Bond later pleaded guilty to two counts of possessing and using a chemical weapon, and two counts of mail theft. She was sentenced to six years in prison and a $2,000 fine, and was ordered to pay nearly $10,000 in restitution. The 3rd U.S. Circuit Court refused a challenge by Bond regarding the
chemical weapons charge, which she claimed was passed by Congress in violation of the 10th Amendment, claiming that constitutional principles of federalism prevented federal prosecution of "localized" crimes.
Noting that the state was not a party to the federal criminal proceeding, the appeals panel, which is based in Philadelphia, further found that Bond did not have standing to challenge the statute.
But the Supreme Court disagreed and ordered the 3rd Circuit to address the merits of her challenge in remanding the case.
In writing for the unanimous court, Justice Anthony Kennedy said that Bond had met the prerequisites for Article III standing because her conviction and sentence "satisfies the case-or-controversy requirement, because the incarceration... constitutes a concrete injury, caused by the conviction and redressable by invalidation of the conviction." He added that Bond was not trying to assert the legal rights and the interests of the state.
'No chemical weapons were deployed'In November 2013, the case made it back to the Supreme Court, where government prosecutors argued that Bond's actions were in violation of federal law that sought implementation of the Chemical Weapons Convention, a treaty to which the U.S. is a signatory and which states that it is a crime to "receive, stockpile, retain, own, possess, use, or threaten to use" a chemical weapon.
Bond's attorneys argued that the application of the law to their client was an unconstitutional act because it required a vastly expanded reading of congressional power. In another unanimous ruling, the high court said that the sanctity of treaties cannot on all occasions supplant local police powers.
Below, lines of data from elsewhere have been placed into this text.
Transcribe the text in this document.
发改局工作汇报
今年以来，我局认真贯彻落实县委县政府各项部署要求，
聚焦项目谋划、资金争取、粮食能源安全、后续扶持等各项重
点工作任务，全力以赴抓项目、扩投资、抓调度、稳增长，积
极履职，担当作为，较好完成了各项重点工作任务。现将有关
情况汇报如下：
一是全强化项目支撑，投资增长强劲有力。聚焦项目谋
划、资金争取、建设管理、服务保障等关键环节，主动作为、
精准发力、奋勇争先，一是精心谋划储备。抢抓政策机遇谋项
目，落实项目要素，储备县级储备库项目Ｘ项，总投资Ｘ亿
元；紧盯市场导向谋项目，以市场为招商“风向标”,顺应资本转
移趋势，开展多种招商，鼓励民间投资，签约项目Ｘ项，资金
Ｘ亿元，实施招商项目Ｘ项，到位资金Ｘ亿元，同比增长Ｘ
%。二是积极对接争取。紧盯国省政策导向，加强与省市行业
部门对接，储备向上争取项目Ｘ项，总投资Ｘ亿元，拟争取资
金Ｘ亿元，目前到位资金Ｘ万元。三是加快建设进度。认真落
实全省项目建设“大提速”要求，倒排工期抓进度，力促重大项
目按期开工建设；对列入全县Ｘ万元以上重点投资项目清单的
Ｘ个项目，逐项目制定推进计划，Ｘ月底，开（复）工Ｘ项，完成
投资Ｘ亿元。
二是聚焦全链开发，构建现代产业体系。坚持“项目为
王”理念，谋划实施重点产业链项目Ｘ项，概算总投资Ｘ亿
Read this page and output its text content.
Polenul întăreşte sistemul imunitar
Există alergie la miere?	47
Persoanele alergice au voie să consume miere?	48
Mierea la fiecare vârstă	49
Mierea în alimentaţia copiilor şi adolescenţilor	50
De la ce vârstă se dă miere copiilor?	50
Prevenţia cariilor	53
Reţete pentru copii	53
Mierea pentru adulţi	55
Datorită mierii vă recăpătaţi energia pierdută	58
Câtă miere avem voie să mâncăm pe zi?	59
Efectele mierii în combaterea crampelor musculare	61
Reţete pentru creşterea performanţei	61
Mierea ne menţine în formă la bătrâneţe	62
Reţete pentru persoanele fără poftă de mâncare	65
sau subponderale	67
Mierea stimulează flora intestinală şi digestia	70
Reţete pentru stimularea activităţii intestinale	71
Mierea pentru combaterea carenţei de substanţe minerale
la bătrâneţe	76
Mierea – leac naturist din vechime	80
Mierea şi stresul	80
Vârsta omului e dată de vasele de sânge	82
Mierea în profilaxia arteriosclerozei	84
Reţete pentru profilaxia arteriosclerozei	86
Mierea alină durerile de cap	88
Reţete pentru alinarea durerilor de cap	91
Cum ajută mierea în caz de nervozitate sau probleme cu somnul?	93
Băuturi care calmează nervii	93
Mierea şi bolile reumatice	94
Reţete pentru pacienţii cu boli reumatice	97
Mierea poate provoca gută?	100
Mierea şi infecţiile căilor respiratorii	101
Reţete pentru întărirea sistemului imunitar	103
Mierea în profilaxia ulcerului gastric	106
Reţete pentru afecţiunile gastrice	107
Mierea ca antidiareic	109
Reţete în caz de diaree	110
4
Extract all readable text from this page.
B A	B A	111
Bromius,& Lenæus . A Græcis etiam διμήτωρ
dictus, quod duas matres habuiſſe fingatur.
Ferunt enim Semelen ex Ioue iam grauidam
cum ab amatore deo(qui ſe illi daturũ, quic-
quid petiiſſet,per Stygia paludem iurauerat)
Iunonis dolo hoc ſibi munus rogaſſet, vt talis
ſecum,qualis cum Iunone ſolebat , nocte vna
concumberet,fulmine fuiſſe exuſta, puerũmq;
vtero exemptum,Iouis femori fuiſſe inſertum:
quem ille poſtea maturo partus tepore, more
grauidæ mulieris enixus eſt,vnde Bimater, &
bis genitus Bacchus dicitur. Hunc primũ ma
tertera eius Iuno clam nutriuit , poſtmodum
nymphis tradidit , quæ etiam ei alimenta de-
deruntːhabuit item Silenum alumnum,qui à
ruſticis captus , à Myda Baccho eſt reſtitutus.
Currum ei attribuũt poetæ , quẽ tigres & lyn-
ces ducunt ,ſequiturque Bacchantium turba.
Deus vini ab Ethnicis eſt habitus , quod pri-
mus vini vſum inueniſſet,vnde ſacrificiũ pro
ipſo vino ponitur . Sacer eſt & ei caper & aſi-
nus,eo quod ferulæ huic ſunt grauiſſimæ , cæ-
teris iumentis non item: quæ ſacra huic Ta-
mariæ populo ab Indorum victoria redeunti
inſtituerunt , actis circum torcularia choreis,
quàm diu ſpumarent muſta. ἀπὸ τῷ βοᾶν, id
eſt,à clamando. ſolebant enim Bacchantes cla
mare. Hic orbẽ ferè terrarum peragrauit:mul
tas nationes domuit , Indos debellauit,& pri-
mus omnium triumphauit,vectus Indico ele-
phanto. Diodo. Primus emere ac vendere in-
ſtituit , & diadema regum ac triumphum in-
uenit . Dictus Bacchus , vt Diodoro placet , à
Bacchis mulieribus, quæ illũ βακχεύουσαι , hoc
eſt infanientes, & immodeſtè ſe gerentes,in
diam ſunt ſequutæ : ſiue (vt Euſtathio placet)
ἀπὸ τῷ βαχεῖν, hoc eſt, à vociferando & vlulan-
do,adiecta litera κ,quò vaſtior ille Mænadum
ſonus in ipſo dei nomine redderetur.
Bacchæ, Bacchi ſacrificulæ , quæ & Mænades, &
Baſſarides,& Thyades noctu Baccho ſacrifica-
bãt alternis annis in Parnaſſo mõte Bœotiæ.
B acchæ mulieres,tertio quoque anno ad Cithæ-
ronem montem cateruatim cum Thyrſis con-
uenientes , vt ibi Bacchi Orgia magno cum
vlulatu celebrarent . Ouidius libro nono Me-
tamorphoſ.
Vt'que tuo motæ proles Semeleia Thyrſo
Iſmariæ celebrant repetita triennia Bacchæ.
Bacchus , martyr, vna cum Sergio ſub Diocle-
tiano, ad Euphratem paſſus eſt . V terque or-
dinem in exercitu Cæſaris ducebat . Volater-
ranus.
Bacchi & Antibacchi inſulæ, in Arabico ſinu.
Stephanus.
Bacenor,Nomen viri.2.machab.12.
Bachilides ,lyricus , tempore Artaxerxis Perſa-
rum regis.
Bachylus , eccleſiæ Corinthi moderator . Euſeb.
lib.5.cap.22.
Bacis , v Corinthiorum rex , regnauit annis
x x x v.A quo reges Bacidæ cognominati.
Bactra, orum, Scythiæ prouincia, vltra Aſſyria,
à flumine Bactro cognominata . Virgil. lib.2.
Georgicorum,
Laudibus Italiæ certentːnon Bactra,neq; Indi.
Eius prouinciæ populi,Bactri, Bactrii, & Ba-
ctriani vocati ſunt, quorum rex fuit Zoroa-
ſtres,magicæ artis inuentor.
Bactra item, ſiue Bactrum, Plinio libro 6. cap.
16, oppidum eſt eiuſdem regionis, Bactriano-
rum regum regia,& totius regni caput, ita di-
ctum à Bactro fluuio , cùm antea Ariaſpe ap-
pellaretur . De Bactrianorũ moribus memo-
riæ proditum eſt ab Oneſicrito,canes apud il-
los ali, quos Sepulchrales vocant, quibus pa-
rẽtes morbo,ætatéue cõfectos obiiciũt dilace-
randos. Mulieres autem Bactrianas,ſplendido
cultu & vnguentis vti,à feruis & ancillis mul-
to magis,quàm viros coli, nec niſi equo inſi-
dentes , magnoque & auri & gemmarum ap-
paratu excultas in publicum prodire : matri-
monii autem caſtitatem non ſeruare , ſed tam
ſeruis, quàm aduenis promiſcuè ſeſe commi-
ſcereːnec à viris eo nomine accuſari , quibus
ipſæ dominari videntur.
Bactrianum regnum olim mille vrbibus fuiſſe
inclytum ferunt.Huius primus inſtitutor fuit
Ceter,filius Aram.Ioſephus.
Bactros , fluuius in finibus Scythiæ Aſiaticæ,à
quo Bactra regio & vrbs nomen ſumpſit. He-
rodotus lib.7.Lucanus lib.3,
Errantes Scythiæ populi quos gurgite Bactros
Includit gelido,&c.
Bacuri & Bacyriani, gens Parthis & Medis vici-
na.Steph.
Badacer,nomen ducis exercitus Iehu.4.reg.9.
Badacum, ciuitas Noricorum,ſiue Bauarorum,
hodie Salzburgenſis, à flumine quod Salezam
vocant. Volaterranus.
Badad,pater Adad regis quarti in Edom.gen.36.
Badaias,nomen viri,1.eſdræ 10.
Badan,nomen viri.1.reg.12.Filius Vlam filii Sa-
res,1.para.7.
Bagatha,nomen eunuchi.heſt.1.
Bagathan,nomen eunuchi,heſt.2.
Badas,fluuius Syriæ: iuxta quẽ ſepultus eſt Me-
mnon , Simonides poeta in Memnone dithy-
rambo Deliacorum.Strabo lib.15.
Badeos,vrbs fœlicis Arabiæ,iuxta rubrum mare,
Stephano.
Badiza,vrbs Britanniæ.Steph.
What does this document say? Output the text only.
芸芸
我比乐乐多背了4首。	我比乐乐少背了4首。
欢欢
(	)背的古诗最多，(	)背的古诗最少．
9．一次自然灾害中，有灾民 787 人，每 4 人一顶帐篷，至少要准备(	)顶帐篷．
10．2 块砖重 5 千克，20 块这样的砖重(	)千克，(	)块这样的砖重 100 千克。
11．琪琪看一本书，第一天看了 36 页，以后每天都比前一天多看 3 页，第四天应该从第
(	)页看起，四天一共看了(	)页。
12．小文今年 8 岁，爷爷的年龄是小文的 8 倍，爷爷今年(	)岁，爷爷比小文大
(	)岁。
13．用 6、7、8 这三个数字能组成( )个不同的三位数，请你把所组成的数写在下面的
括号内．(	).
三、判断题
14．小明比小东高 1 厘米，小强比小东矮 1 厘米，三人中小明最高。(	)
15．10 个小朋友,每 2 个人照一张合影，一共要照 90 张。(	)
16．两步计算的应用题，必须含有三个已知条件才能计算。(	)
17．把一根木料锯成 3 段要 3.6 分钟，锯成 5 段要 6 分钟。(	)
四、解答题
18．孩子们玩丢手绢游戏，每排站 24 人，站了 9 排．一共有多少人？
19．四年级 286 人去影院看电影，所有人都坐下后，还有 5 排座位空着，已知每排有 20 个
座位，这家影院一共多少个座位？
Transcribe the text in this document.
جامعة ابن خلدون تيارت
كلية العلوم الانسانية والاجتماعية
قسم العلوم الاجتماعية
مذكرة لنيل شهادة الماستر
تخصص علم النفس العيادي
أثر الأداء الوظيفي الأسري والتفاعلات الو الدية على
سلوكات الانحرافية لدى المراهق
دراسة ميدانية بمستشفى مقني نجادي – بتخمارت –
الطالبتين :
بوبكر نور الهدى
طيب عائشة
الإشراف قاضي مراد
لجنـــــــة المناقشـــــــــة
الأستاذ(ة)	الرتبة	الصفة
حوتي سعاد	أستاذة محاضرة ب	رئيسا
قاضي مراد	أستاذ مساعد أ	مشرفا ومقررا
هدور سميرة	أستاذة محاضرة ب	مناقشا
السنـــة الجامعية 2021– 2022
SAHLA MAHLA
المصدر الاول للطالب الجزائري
Chief Justice John Roberts wrote that no one "in natural parlance would describe Bond's feud-driven act of spreading irritating chemicals on Hayne's door [knob] and mailbox as 'combat.' Nor do the other circumstances of Bond's offense -- an act of revenge born of romantic jealousy, meant to cause discomfort, that produced nothing more than a minor thumb burn -- suggest that a chemical weapon was deployed in Norristown, Pennsylvania."
In order for federal courts to side with prosecutors, Roberts said, the government "would have us brush aside the ordinary meaning and adopt a reading of Section 229 [of the treaty] that would sweep in everything from the detergent under the kitchen sink to the stain remover in the laundry room."